**Types of Symmetry**

Symmeter can measure the level of both bi-lateral and radial symmetry in an image. The term bi-lateral symmetry
refers to side-to-side symmetry, as if a mirror line was placed on the image, typically (but not necessarily) in a top to
bottom fashion. Bi-lateral symmetry is a comparison of the left and right halves of the area
of the image.

Radial symmetry is a measure of the image as if it were divided into a series of pie-shaped segments and each
segment were compared to its opposite segment.

**Area of Interest**

When measuring the symmetry of an image, you first must specify an Area of Interest. This is a
shape that defines the area that you'd like to measure. Symmeter offers several types of Areas
of Interest, including square, rectangle, circle, ellipse, and polygon. Each type can be applied,
sized, and rotated on an image so the area that you wish to measure, and only that area, is evaluated.

**Pixel Comparison**

Once an Area of Interest has been defined, Symmeter calculates the value, or level of symmetry
by comparing each pixel with its corresponding pixel on the other side of the "mirror." The
number of similar pixels are counted and shown as a weighted percentage of the total pixels within
the image.

As in the first example below, an Area of Interest that is all of a single color (such as all white), will have
a Symmeter coefficient value of 1. An area that is vertically split half white and half black will have a
Symmeter value of close to zero, since no pixels are the same on either side of the bisecting line.
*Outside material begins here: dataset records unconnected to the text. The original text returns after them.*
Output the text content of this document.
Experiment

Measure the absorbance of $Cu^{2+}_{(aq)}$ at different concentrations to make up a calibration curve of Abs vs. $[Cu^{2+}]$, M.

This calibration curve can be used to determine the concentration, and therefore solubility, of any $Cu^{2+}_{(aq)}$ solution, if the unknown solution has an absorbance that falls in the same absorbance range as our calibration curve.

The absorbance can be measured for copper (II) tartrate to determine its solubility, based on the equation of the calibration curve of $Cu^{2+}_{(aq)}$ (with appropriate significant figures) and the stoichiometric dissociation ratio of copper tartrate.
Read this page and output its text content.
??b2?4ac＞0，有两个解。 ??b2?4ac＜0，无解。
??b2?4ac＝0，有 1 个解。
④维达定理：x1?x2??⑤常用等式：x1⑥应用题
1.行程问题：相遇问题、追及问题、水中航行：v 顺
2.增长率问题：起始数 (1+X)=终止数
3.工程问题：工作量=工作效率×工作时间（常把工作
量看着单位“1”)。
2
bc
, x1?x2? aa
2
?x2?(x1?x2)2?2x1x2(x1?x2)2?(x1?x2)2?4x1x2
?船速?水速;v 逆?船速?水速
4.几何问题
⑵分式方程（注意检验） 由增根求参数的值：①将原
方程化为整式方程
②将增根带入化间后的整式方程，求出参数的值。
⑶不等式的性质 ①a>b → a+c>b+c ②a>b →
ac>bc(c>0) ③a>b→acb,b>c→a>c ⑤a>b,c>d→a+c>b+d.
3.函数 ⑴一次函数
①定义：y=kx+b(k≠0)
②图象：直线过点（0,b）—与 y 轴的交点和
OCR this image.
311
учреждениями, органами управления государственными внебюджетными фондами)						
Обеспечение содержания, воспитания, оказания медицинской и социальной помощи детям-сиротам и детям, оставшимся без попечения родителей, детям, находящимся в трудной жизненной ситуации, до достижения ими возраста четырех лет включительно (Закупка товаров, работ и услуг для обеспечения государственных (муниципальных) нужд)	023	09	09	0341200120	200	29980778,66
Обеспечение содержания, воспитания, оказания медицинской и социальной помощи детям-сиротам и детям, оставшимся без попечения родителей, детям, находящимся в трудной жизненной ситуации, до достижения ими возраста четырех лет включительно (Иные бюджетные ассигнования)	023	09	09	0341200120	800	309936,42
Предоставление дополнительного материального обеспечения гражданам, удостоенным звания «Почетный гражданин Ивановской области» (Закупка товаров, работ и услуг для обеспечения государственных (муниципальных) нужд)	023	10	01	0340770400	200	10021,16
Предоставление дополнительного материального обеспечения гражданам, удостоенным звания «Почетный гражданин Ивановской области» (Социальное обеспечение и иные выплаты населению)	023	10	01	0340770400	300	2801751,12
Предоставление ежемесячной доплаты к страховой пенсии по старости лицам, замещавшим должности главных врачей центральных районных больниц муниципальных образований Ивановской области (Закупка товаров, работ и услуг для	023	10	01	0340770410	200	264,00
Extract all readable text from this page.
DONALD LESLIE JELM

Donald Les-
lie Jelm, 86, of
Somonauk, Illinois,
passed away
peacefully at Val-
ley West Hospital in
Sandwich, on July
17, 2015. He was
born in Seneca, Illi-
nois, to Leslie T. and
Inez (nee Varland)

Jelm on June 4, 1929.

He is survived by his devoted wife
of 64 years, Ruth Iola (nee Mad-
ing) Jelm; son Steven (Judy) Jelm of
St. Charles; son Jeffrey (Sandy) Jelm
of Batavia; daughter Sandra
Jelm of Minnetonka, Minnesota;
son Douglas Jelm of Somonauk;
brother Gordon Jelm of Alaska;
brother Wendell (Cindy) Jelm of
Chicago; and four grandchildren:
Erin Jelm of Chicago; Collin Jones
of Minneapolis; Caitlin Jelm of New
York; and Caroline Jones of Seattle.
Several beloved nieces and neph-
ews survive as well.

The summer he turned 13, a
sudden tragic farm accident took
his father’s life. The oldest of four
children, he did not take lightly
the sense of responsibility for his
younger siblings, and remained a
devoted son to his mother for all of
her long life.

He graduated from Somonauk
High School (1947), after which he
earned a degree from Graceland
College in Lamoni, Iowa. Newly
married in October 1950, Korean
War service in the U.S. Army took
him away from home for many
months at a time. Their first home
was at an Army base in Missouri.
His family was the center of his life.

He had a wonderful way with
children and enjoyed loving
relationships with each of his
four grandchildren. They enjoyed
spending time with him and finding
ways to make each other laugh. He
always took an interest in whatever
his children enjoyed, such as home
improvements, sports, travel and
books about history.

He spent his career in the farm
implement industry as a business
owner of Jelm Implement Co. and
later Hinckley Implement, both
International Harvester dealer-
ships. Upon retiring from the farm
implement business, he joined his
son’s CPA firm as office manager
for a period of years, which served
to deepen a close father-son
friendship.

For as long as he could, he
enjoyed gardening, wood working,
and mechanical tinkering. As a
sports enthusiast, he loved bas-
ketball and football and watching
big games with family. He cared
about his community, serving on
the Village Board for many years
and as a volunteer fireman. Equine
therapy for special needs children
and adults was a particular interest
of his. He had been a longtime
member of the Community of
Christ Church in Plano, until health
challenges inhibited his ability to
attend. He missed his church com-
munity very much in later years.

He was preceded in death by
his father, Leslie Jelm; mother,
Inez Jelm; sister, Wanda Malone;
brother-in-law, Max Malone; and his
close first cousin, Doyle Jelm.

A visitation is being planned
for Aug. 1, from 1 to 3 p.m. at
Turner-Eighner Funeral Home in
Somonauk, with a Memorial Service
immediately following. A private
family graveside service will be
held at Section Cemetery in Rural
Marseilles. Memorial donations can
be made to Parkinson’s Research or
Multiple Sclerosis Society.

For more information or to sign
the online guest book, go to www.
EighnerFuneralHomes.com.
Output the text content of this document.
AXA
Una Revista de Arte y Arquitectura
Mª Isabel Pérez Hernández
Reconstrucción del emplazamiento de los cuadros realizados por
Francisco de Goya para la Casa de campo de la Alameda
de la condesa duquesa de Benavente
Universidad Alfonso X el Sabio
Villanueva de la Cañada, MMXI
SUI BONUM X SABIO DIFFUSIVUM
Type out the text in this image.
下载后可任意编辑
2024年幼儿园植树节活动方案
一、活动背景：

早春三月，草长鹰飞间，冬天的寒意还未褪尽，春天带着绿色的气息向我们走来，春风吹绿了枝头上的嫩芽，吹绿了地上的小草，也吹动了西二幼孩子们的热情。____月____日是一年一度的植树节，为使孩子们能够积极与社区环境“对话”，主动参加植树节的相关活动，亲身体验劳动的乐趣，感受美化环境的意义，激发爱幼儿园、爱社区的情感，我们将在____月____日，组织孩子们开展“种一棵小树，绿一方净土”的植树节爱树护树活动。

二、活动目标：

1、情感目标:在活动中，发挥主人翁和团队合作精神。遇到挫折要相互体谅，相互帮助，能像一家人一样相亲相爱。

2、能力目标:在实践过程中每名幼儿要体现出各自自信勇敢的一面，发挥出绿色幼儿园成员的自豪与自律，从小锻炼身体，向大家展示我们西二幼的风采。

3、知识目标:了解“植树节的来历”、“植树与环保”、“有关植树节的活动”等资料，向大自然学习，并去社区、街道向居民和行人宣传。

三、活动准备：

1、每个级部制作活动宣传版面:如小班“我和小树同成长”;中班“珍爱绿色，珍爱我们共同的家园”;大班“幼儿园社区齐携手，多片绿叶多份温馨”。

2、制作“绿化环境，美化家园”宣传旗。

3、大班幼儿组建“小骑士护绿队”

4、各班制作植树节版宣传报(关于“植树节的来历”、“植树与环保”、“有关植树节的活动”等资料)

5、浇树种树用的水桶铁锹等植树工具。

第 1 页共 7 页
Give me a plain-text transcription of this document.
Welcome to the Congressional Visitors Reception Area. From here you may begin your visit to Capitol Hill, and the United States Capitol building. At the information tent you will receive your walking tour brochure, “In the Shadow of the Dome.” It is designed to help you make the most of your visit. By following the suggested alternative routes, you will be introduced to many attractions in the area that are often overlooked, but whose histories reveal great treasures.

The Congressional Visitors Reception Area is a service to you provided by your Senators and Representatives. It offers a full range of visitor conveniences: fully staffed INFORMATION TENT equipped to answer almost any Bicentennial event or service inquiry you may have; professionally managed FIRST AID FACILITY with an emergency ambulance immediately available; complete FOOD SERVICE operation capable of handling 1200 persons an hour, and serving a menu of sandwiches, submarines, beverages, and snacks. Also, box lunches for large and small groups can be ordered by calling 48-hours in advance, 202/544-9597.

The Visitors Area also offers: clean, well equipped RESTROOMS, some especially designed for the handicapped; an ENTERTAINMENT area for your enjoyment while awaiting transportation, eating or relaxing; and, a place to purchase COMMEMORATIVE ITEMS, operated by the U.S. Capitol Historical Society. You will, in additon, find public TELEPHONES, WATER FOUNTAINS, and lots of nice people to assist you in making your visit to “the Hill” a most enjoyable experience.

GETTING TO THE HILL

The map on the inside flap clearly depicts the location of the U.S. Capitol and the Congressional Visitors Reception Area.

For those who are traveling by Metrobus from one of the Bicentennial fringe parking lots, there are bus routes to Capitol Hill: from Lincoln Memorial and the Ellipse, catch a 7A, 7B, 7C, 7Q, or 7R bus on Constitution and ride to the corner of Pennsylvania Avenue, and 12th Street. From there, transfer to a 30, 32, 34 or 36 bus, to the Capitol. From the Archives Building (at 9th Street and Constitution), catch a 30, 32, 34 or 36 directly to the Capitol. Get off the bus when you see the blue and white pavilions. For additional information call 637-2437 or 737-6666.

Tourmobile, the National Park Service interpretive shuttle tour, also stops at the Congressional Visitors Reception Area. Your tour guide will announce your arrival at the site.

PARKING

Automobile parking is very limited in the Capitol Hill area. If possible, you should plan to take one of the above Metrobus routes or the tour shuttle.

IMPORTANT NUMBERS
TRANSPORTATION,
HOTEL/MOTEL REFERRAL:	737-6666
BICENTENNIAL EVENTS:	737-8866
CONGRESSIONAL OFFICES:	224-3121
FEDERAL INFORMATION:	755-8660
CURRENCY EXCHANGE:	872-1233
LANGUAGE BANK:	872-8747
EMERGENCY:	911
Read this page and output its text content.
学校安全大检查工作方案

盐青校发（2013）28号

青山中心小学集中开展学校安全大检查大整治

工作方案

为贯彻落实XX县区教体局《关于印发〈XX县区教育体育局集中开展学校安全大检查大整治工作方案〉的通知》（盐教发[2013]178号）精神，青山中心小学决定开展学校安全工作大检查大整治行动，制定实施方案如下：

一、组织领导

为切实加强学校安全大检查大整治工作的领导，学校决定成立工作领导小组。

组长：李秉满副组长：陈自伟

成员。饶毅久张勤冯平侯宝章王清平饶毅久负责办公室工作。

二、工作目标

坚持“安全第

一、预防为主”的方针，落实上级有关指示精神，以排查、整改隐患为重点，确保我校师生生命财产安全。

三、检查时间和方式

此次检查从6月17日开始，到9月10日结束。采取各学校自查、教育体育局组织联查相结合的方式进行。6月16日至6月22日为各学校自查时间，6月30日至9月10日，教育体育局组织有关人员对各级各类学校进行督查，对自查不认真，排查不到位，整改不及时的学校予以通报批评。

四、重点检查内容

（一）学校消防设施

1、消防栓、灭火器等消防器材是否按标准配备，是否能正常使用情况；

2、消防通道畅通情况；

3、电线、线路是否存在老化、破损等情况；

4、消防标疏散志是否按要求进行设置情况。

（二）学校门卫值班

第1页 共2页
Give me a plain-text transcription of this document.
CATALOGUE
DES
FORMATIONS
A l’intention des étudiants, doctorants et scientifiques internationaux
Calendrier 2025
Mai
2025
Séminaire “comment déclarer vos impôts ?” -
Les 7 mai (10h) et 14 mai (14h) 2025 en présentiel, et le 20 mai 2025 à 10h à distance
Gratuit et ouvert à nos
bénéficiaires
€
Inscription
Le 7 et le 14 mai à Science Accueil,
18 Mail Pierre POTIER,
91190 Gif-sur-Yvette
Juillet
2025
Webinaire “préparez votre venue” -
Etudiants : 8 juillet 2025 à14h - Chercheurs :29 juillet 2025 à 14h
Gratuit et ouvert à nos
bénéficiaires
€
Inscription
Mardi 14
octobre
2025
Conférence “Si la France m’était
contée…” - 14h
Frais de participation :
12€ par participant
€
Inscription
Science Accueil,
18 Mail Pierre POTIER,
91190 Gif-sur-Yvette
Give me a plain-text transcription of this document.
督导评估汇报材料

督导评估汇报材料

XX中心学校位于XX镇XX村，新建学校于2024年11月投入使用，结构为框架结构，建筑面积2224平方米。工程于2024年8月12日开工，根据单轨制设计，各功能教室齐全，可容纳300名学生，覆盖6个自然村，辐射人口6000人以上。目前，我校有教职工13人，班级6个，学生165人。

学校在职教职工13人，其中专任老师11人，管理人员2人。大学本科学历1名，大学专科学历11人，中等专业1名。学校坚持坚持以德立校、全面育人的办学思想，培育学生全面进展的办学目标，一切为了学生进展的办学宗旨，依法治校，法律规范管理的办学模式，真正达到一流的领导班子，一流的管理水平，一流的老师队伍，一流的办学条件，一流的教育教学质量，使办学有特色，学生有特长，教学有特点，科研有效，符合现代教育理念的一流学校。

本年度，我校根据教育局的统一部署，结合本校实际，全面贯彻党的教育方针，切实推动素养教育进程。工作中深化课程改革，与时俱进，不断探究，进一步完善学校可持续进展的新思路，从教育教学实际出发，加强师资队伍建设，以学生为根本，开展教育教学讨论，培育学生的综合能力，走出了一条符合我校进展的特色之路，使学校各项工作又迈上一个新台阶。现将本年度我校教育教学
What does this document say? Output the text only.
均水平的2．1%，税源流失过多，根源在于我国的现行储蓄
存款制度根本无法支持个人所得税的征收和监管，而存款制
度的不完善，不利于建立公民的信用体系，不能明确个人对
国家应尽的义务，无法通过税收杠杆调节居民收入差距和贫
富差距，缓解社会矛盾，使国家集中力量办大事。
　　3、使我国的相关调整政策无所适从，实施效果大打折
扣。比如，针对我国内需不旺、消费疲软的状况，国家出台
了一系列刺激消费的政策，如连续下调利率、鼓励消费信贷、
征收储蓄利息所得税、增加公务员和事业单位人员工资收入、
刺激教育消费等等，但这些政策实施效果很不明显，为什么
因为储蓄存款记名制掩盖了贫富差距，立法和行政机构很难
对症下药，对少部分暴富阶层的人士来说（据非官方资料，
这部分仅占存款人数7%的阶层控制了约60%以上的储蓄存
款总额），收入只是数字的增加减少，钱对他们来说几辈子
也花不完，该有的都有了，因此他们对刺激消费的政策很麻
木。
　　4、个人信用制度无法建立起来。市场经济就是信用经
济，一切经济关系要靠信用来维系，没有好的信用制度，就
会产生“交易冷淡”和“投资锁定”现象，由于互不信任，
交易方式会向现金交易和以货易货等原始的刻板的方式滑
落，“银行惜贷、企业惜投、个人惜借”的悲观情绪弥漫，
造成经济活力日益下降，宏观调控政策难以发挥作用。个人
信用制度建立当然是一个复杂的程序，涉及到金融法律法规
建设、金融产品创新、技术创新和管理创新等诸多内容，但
The third illustration below will yield
a Symmeter value of approximately 1, since pixels on each side of the centerline are identical.

In the fourth example above, the diagonal color change will generate a Symmeter coefficient value of very close to .50, since
almost exactly half the pixels will match their corresponding pixel on the other side of the centerline.

Are these values exact? Yes, the calculation is exact, but you may see some variance in the
values, based on pixel compression introduced into the image. JPEG images, as an example use
pixel value manipulation to create highly compressed image sizes. If you run a test on an image
that is all of a single color and don't get a coefficient value that is 1, it is most likely because of
very slight variances in the pixel color values in the image due to compression algorithms like this.

**A Little More About Radial Symmetry**

Radial symmetry measure is a bit more complicated than bi-lateral symmetry. In effect, when
measuring radial symmetry, the image is divided into a number of segments, sort of like equally
sized pie slices in a pie chart. Each pie segment is then compared to its opposite in order to
determine its Symmeter value. Make sense?